In the coming weeks the University of Hawaii will name a starting quarterback and a Manoa chancellor, or two.
While the former will get most of the headlines and generate the biggest buzz, history tells us it would be a mistake to overlook the significance of the latter on the athletic department.
As part of being the “CEO of the Manoa campus”, the chancellor is responsible for overseeing athletics, representing it in the conferences where UH competes and establishing its priority on campus. They are roles that often have been grudgingly accepted and quickly passed along like a hot potato among a parade of office holders in the 16 years since the Board of Regents reestablished the position.
Whoever succeeds Robert Bley-Vroman, whose two-year interim appointment expires Aug. 31, will be the seventh chancellor in those 16 years. And No. 8 likely won’t be far behind.
Bley-Vroman, a major force in reshaping the department in the wake of the NCAA inquiry, has declined to be considered for an additional appointment (he said he will return to teaching and eventually take a sabbatical). Regents are scheduled to discuss the position in executive session Thursday.
All the while a 20-member “search advisory committee” that was impaneled in April has been charged with making a recommendation on a full-time chancellor sometime before the end of the fall semester.
If you are counting, that could make five chancellors — interim or full-time — in seven years by the time a permanent one is ensconced in Hawaii Hall.
Small wonder that athletics has often suffered from hit or miss oversight over the years. Or, that no workable fiscal model has been installed.
Athletics, of course, occupies only a fraction of a chancellor’s duties, and none of the office holders have come from an athletics background. Their expertise varied — from geophysics, North African economies, virology and magnetic resonance to linguistics.

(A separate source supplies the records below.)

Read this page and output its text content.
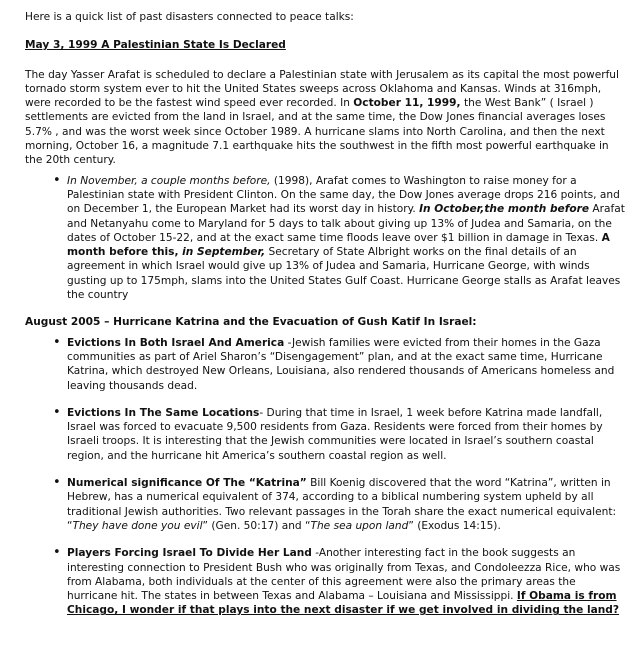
Here is a quick list of past disasters connected to peace talks:

May 3, 1999 A Palestinian State Is Declared

The day Yasser Arafat is scheduled to declare a Palestinian state with Jerusalem as its capital the most powerful tornado storm system ever to hit the United States sweeps across Oklahoma and Kansas. Winds at 316mph, were recorded to be the fastest wind speed ever recorded. In October 11, 1999, the West Bank” ( Israel ) settlements are evicted from the land in Israel, and at the same time, the Dow Jones financial averages loses 5.7% , and was the worst week since October 1989. A hurricane slams into North Carolina, and then the next morning, October 16, a magnitude 7.1 earthquake hits the southwest in the fifth most powerful earthquake in the 20th century.

• In November, a couple months before, (1998), Arafat comes to Washington to raise money for a Palestinian state with President Clinton. On the same day, the Dow Jones average drops 216 points, and on December 1, the European Market had its worst day in history. In October,the month before Arafat and Netanyahu come to Maryland for 5 days to talk about giving up 13% of Judea and Samaria, on the dates of October 15-22, and at the exact same time floods leave over $1 billion in damage in Texas. A month before this, in September, Secretary of State Albright works on the final details of an agreement in which Israel would give up 13% of Judea and Samaria, Hurricane George, with winds gusting up to 175mph, slams into the United States Gulf Coast. Hurricane George stalls as Arafat leaves the country

August 2005 – Hurricane Katrina and the Evacuation of Gush Katif In Israel:

• Evictions In Both Israel And America -Jewish families were evicted from their homes in the Gaza communities as part of Ariel Sharon’s “Disengagement” plan, and at the exact same time, Hurricane Katrina, which destroyed New Orleans, Louisiana, also rendered thousands of Americans homeless and leaving thousands dead.
• Evictions In The Same Locations- During that time in Israel, 1 week before Katrina made landfall, Israel was forced to evacuate 9,500 residents from Gaza. Residents were forced from their homes by Israeli troops. It is interesting that the Jewish communities were located in Israel’s southern coastal region, and the hurricane hit America’s southern coastal region as well.
• Numerical significance Of The “Katrina” Bill Koenig discovered that the word “Katrina”, written in Hebrew, has a numerical equivalent of 374, according to a biblical numbering system upheld by all traditional Jewish authorities. Two relevant passages in the Torah share the exact numerical equivalent: “They have done you evil” (Gen. 50:17) and “The sea upon land” (Exodus 14:15).
• Players Forcing Israel To Divide Her Land -Another interesting fact in the book suggests an interesting connection to President Bush who was originally from Texas, and Condoleezza Rice, who was from Alabama, both individuals at the center of this agreement were also the primary areas the hurricane hit. The states in between Texas and Alabama – Louisiana and Mississippi. If Obama is from Chicago, I wonder if that plays into the next disaster if we get involved in dividing the land?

Which means they have either had to become quickly acclimated to the athletic role or been totally dependent on the athletic directors they are charged with supervising.
Bley-Vroman, in his two years, has been both the quickest study and most hands-on. This after inheriting a smoldering five-month-old NCAA investigation.
In the first 14 months he oversaw the firing of Gib Arnold, the departures of AD Ben Jay, Benjy Taylor and Norm Chow and the hirings of men’s basketball coach Eran Ganot, AD David Matlin and football coach Nick Rolovich.
The decision to terminate Arnold under “without cause” provisions of the contract is one UH is still paying heavily for. Though you might wonder how much of it can be laid at the doorstep of the university’s attorneys given the ensuing turnover at the Office of General Counsel.
“I look back with satisfaction at the progress we’ve made over the past two years in Hawai‘i athletics,” Bley-Vroman said in an email. “The road has not always been easy, and there are certainly challenges ahead, but we’re on the right track.”
Now, we wait to see who will take it from there.